Dengan kata lain, pelaku pasar langsung memanfaatkan momentum rumor tersebut untuk masuk kembali ke saham berbasis barang konsumsi. Nantinya, kenaikan saham berkapitalisasi besar juga akan diikuti kenaikan saham lapis kedua (
second liner).
Sepanjang pekan lalu harga saham Sampoerna tumbuh hingga 10,65 persen ke level Rp3.740 per saham, kemudian, Unilever Indonesia naik 2,53 persen ke level Rp49.475 per saham, dan Gudang Garam tembus ke level Rp74 ribu per saham atau meningkat 10,77 persen.
Menurut Kiswoyo, pergerakan indeks sektor barang konsumsi umumnya akan sejalan dengan Indeks Harga Saham Gabungan (IHSG). Hal ini disebabkan, sektor tersebut menjadi pendorong IHSG nomor dua setelah sektor perbankan.
"Jadi 30 persen penyokong IHSG dari perbankan, nah barang konsumsi sekiar 15 persen-20 persen," terang Kiswoyo.
Sementara, saham berbasis perbankan dinilai sudah mahal saat ini. Alhasil, mayoritas pelaku pasar lebih banyak mengincar saham barang konsumsi untuk masuk ke saham berkapitalisasi besar.
 (CNN Indonesia/Astari Kusumawardhani) |
Di sisi lain, pelaku pasar diproyeksi melakukan aksi ambil untung (profit taking) pada pekan ini. Pasalnya, bukan hanya sektor barang konsumsi yang melonjak, melainkan juga Indeks Harga Saham Gabungan (IHSG).

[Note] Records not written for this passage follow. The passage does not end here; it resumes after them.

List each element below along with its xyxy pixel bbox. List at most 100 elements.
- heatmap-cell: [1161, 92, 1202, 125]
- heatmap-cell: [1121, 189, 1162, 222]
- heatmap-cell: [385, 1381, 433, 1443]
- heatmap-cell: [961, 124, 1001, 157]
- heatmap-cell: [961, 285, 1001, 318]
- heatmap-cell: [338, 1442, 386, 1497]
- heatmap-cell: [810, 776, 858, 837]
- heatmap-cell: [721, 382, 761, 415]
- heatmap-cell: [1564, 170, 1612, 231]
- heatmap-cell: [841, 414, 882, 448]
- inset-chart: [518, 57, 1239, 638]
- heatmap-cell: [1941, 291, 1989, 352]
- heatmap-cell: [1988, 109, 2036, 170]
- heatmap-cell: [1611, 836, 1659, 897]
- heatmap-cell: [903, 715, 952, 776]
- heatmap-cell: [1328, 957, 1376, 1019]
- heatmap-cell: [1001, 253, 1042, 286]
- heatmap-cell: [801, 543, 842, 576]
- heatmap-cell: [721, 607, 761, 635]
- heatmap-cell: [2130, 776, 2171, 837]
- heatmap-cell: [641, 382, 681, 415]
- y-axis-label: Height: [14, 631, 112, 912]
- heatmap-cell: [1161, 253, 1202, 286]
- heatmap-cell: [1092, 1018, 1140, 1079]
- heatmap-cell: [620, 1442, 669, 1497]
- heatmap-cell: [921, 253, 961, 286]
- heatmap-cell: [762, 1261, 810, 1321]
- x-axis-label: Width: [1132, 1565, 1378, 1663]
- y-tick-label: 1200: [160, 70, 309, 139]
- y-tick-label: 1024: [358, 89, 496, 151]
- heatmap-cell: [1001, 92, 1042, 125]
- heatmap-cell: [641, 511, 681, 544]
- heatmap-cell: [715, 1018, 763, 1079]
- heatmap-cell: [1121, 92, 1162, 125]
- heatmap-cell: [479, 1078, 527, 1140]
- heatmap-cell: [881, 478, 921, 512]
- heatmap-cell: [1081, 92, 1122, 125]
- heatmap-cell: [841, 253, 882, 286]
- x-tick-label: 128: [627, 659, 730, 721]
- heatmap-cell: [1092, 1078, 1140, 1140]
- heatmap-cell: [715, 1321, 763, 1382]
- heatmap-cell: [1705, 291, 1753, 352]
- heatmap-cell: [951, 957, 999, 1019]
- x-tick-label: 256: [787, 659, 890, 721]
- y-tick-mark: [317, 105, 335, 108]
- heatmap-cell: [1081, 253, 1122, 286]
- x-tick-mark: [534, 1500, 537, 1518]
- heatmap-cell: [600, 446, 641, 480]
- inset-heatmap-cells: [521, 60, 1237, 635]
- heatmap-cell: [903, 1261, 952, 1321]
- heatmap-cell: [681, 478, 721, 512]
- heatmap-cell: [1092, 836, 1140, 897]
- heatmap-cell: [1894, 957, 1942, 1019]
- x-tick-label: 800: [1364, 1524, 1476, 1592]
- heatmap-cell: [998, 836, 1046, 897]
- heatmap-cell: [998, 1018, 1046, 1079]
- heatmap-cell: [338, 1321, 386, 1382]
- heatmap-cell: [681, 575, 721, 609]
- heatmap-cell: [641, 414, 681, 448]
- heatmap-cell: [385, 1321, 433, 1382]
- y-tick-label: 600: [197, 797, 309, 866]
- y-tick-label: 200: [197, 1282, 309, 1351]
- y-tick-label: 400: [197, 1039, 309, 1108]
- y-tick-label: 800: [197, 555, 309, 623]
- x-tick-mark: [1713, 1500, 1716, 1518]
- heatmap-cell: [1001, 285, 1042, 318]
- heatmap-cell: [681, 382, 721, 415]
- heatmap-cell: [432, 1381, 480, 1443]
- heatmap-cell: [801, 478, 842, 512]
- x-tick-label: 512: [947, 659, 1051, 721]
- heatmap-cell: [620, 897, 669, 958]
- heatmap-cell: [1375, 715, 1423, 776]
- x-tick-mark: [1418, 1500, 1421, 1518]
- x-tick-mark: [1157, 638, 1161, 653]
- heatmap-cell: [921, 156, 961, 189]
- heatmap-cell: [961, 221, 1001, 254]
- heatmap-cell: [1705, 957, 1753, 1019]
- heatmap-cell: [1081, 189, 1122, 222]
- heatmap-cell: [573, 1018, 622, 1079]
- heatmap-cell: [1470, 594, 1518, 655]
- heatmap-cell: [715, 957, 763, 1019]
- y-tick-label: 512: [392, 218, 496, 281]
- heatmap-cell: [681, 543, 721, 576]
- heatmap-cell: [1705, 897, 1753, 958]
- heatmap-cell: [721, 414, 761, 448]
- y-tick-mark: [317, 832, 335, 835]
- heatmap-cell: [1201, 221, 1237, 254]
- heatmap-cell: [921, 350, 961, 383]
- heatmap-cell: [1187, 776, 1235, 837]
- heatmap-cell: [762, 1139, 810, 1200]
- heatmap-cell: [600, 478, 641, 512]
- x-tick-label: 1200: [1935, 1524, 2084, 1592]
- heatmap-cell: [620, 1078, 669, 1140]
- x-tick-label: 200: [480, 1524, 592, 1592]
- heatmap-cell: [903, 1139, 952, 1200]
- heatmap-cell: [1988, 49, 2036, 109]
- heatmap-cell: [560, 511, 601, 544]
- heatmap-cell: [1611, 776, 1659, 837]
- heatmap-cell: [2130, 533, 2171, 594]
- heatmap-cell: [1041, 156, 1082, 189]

Indeks naik cukup signifikan sepanjang pekan lalu sebesar 2,21 persen ke level 5.893. Padahal, pekan sebelumnya IHSG terkoreksi 0,19 persen.

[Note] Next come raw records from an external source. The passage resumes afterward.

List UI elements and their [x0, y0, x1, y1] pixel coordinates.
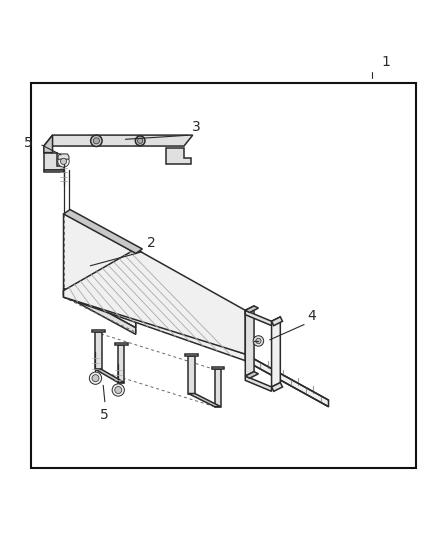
Polygon shape: [95, 332, 102, 369]
Polygon shape: [245, 376, 272, 391]
Circle shape: [60, 158, 67, 165]
Text: 4: 4: [307, 309, 316, 322]
Polygon shape: [44, 135, 53, 152]
Text: 3: 3: [192, 120, 201, 134]
Text: 5: 5: [100, 408, 109, 422]
Text: 2: 2: [147, 236, 155, 250]
Polygon shape: [245, 372, 258, 378]
Circle shape: [112, 384, 124, 396]
Bar: [31, 83, 416, 468]
Polygon shape: [245, 306, 254, 376]
Polygon shape: [185, 354, 198, 356]
Circle shape: [93, 138, 99, 144]
Polygon shape: [64, 209, 142, 253]
Polygon shape: [215, 369, 221, 407]
Text: 1: 1: [381, 54, 390, 69]
Polygon shape: [188, 356, 195, 393]
Circle shape: [89, 372, 102, 384]
Polygon shape: [115, 343, 128, 345]
Polygon shape: [166, 148, 191, 164]
Circle shape: [138, 138, 143, 143]
Circle shape: [115, 386, 122, 393]
Polygon shape: [212, 367, 224, 369]
Polygon shape: [44, 135, 193, 146]
Polygon shape: [188, 393, 221, 407]
Polygon shape: [245, 310, 272, 326]
Polygon shape: [272, 317, 283, 326]
Polygon shape: [64, 290, 245, 361]
Circle shape: [253, 336, 264, 346]
Polygon shape: [245, 354, 328, 407]
Polygon shape: [44, 152, 64, 170]
Polygon shape: [92, 330, 105, 332]
Circle shape: [91, 135, 102, 147]
Text: 5: 5: [24, 136, 33, 150]
Circle shape: [92, 375, 99, 382]
Polygon shape: [64, 288, 136, 334]
Circle shape: [58, 156, 69, 167]
Polygon shape: [272, 383, 283, 391]
Polygon shape: [64, 214, 136, 328]
Circle shape: [256, 338, 261, 344]
Polygon shape: [272, 317, 280, 387]
Polygon shape: [44, 170, 64, 172]
Circle shape: [135, 136, 145, 146]
Polygon shape: [245, 306, 258, 312]
Polygon shape: [64, 249, 245, 354]
Polygon shape: [118, 345, 124, 383]
Polygon shape: [95, 369, 124, 383]
Polygon shape: [58, 154, 69, 159]
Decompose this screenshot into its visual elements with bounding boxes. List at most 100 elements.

"IHSG mendekati level resistance-nya, ini rentan turun. Kalau IHSG turun maka indeks sektor barang konsumsi ikut turun," jelas Kiswoyo.
Tak hanya IHSG, beberapa harga saham barang konsumsi juga telah mendekati harga wajar. Misalnya saja, HMSP dengan harga wajar di level Rp4.000 per saham dan Unilever Indonesia Rp50 ribu per saham.
"Ini agak rentan karena sudah sedikit lagi mencapai harga wajar," imbuhnya.
Untuk itu, ia tak menyarankan pelaku pasar untuk melakukan aksi beli pada saham barang konsumsi pada pekan ini. Sementara, bagi pemilik saham barang konsumsi disarankan untuk segera menjualnya sebelum ada koreksi yang cukup signifikan.